The evidence of mass slaughter of Iraqis and the use of illegal weapons such as cluster bombs, napalm, uranium munitions and chemical weapons used during the siege of Fallujah November, when the entire city was declared a “free zone Fire ‘by military leaders, plus the brutality of the U.S. military has only increased through rejection Iraq drags on occupation.

According to Iraqis inside the city, at least 60% of Fallujah was totally with the site, and eight months after the attack entire city districts were still without electricity and water. In the city settled the Israeli style “checkpoints”, prohibiting entry to anyone who did not live within the locality. Of course non-embedded media in the Army were not admitted to the city.

Update: Since the publication of these stories happening in Iraq have followed countless incidents involving illegal weapons and tactics used by the U.S. military.

During ‘Operation Spear’, of June 17, 2005, US-led forces attacked the small towns and Karabla Al Qa’im near the Syrian border. The U.S. warplanes launched a ton of bombs on residential areas, claiming countless have died after ‘militants’, while neighbors and doctors claimed that only civilians were killed.

As in Fallujah, denied access to the city for residents to obtain medical help, while the left of the city that regularly denounced Iraqi civilians became targets of U.S. snipers.

According to a newspaper report from IRIN, Firdos al-Abadi, the Red Crescent Society Iraq, said 7,000 people camped Karabla in the desert outside the city, suffering shortages of food and medical aid, while 150 households were totally destroyed by the U.S. military.

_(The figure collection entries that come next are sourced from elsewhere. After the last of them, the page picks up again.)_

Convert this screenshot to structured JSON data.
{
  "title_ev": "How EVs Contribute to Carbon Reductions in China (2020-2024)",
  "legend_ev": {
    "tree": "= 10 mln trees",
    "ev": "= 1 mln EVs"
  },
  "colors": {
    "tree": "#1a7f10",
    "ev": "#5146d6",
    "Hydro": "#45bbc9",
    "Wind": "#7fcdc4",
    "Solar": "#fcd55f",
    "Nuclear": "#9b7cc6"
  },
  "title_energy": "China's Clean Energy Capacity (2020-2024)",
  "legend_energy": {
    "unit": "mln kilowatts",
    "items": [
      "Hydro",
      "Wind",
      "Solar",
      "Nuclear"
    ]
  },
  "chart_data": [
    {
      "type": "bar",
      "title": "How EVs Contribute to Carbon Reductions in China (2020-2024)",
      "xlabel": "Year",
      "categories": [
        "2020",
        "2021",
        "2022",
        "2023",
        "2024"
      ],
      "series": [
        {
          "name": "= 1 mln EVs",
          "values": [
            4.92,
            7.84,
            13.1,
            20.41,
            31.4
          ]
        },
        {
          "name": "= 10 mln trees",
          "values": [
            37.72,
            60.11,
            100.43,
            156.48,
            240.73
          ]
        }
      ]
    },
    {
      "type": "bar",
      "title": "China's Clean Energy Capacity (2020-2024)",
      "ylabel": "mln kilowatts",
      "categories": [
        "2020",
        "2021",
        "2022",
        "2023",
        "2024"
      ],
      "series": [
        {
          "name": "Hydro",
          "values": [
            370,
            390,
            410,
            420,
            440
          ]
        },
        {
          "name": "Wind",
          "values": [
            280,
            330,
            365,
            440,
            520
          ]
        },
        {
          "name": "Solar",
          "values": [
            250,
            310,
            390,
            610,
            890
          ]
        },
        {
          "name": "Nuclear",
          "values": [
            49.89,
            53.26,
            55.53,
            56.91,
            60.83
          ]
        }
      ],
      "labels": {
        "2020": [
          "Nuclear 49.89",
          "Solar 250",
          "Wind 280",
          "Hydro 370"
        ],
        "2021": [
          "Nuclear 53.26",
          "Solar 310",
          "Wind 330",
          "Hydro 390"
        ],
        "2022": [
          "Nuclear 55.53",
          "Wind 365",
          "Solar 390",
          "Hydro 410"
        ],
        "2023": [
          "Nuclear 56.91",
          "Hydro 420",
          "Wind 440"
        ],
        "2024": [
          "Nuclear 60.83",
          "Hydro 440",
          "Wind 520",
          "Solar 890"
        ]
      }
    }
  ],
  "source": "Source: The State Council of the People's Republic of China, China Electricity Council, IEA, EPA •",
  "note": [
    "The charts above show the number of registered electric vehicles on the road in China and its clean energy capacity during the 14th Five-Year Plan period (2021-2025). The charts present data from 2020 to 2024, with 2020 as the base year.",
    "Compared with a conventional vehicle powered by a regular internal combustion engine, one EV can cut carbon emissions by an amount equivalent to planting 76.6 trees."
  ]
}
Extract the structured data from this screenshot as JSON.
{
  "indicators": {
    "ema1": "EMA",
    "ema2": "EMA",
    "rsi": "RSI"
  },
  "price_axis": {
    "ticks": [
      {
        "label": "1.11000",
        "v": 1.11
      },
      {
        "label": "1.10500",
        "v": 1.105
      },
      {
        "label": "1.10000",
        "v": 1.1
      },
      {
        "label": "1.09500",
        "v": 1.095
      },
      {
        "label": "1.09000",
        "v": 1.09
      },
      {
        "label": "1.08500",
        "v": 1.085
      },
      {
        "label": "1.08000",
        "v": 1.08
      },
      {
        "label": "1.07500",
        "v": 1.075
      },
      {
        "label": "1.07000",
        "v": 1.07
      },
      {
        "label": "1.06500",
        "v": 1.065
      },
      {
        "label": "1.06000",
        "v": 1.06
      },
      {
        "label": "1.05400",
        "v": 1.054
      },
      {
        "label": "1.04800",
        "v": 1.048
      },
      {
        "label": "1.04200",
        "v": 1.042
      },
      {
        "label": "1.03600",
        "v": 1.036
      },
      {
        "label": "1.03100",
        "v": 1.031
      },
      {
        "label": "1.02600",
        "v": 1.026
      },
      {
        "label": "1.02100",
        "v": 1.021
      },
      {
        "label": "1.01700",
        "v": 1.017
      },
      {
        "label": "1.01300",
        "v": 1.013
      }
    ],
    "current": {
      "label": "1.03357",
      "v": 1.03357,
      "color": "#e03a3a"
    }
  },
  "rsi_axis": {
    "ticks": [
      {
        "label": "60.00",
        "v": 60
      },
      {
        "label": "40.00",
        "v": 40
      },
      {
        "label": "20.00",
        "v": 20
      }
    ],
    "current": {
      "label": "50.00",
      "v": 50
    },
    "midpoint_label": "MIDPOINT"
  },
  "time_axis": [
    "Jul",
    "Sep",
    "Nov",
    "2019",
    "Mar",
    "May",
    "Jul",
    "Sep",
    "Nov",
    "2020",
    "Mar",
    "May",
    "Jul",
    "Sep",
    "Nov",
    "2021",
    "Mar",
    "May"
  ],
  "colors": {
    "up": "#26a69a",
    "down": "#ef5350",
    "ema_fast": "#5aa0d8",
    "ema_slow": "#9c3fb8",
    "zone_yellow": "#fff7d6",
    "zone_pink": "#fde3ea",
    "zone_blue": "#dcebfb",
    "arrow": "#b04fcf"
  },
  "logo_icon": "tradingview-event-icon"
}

An Iraqi doctor reported that same day that witnessed the ‘crimes in the area west of the country … U.S. troops destroyed one of our hospitals, they burned the whole store of medication, killed patients in the room …, prevented us to help people in Qa’im ‘.

Also as in Fallujah, a doctor from Al Qaim general hospital indicated that whole families were buried under the rubble of their homes, but the medical staff could not reach them because of the American snipers.

Iraqi civilians in Haditha had similar experiences during the ‘Open Market Operations’. They reported that U.S. snipers shot endlessly about anyone on the streets for days, while U.S. and Iraqi forces attacked the homes and detaining any man found inside.

The mainstream media reported the news of the ‘liberation’ of Fallujah, and gave figures on ‘militant insurgents’ dead citing military sources, but no mention civilian casualties, nor the use of strong-arm tactics or illegal munitions employment, which continues being short or lacking in journalism to date, June 2005.